The government’s announcement marked the culmination of over half-a-decade of grassroots opposition to the project. Led by Greenpeace International, as well as Australian environmental groups Quit Coal and Environment Victoria, activists staged protests, sit-ins of government offices, direct actions at the proposed project site, and legal challenges. The withdrawal of public funding for the HRL plant — thought to be Australia’s last major coal plant project — likely means the end of new coal plant construction in the country, as the upside-down economic model for coal-fired power has clearly been proven unviable.
On the heels of this victory, a new report shows that coal-fired generation in Australia fell by 10% in July of 2012 as compared to the same month the previous year. While lower energy consumption in the country due to the economic recession has some part to play in Australia’s July coal decrease, it cannot account for the whole gap. Analysts link the shift away from coal to a combination of decreased energy demand, the rising price of coal due in part to Australia’s new carbon tax, and increasing competitiveness of alternative fuel sources such as natural gas and renewables.
The defeat of the HRL plant and decrease in coal consumption in July, coupled with continually-increasing coal prices which are going nowhere but up for the foreseeable future, suggests that the move away from coal may become a long-term trend in Australia’s energy distribution.This news out of Australia marks another in a series of victories for grassroots anti-coal campaigners around the globe. The success of activists fighting the coal industry in the U.S. has been well-documented: coordinated grassroots campaigns against coal-fired power plants across the country have resulted in the retirement or cancellation of hundreds of existing and proposed coal plants with more retirements projected.

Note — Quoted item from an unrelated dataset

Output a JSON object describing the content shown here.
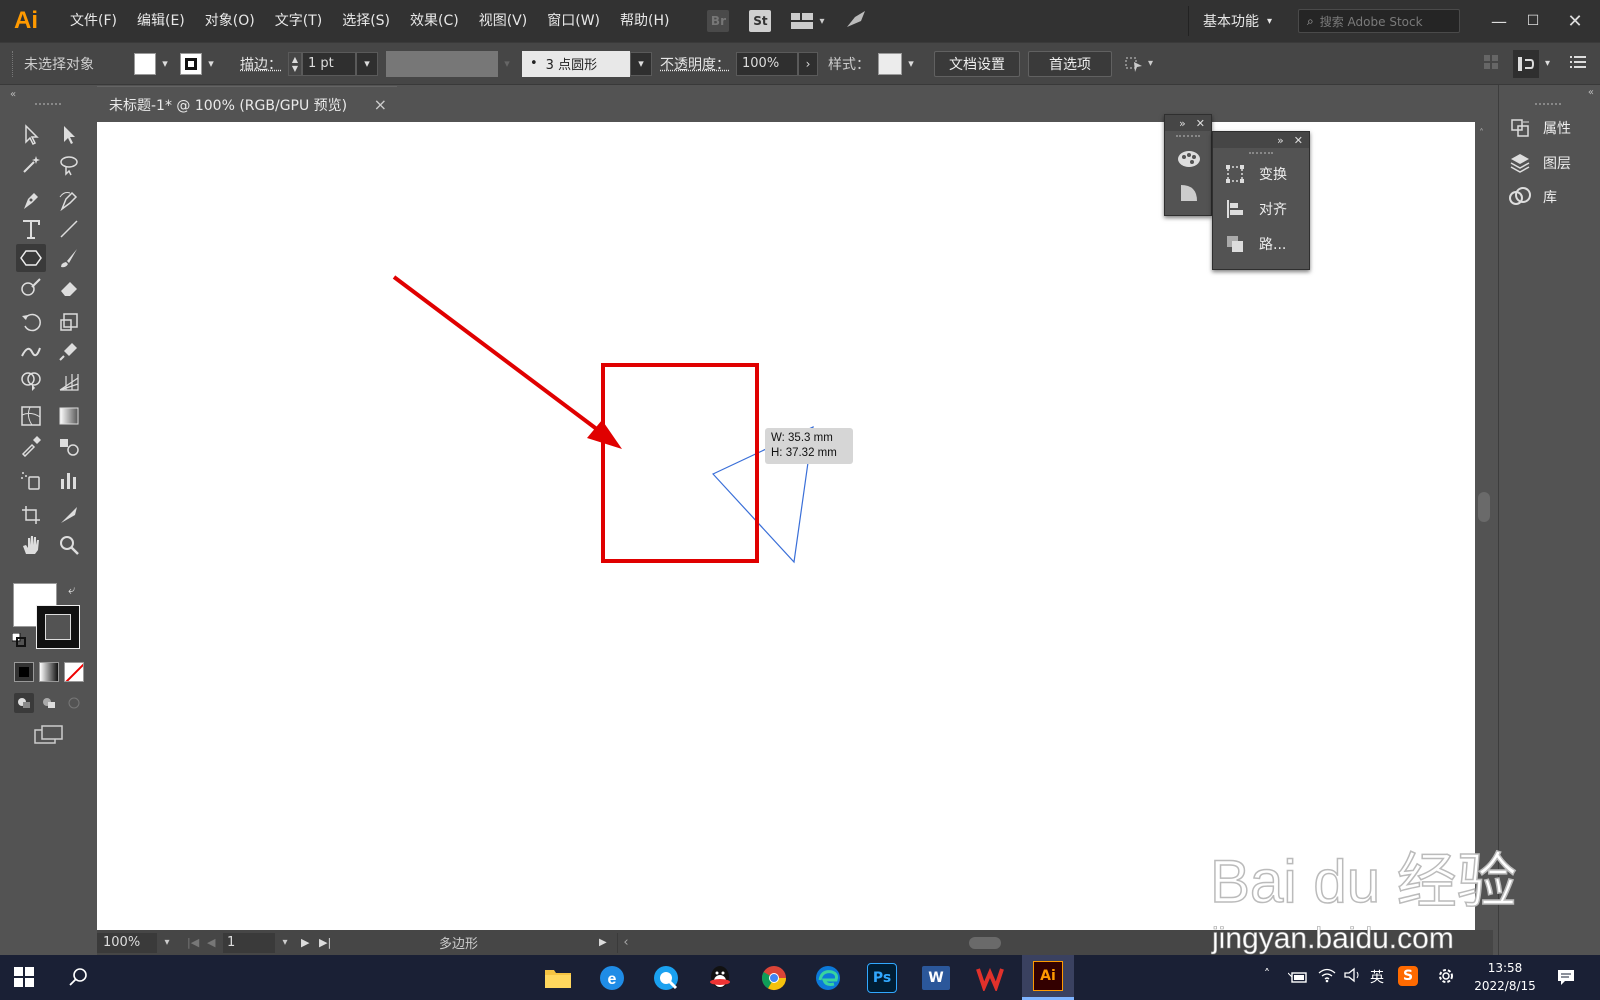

Similar campaigns have been successful across the European Union, where coal consumption has decreased by nearly 50% over the past two decades. The recent SudWestStrom case out of Germany is representative of many battles throughout the EU: a hotly contested €3.2 billion, 1.8-gigawatt coal-fired power station, already beleaguered by economic concerns, was scrapped when it failed to obtain government clearance in the face of public opposition. The EU’s Energy Roadmap 2050 calls for the complete elimination of coal in the coming decades, with much of that generation replaced by renewable energy. The decline of the coal industry in developed countries in the last decade has shifted the battle to developing economies, triggering a global Amazing Race of sorts with King Coal dashing around the world seeking ever-wider and more desperately for any last-remaining markets in which to push its polluting product. The result has been an upsurge in coal exports on the international market and proposals for massive coal-fired power development in emerging countries like India and China.
But the Australian case is a prime example of the story that is being repeated around the globe: everywhere King Coal rears its ugly head, local communities and grassroots movements are cropping up to drive back the beast — and they’re winning. From China to India to Bangladesh, Burma, Colombia, Kosovo, Malaysia, the Philippines, South Africa, Thailand, and elsewhere, coal projects are coming up against surprisingly well-organized and vehement public opposition, facing strikes, 10,000-person protests, even kayak-blockades of coal ports.
Thanks to this strong and increasingly-coordinated network of anti-coal activists worldwide, fully half the world’s continents are now on a path toward reducing coal consumption and the corresponding carbon emissions. With escalating campaigns in developing countries, it is becoming more and more difficult for the coal industry to maintain its foothold, bringing the inevitable global demise of coal ever closer.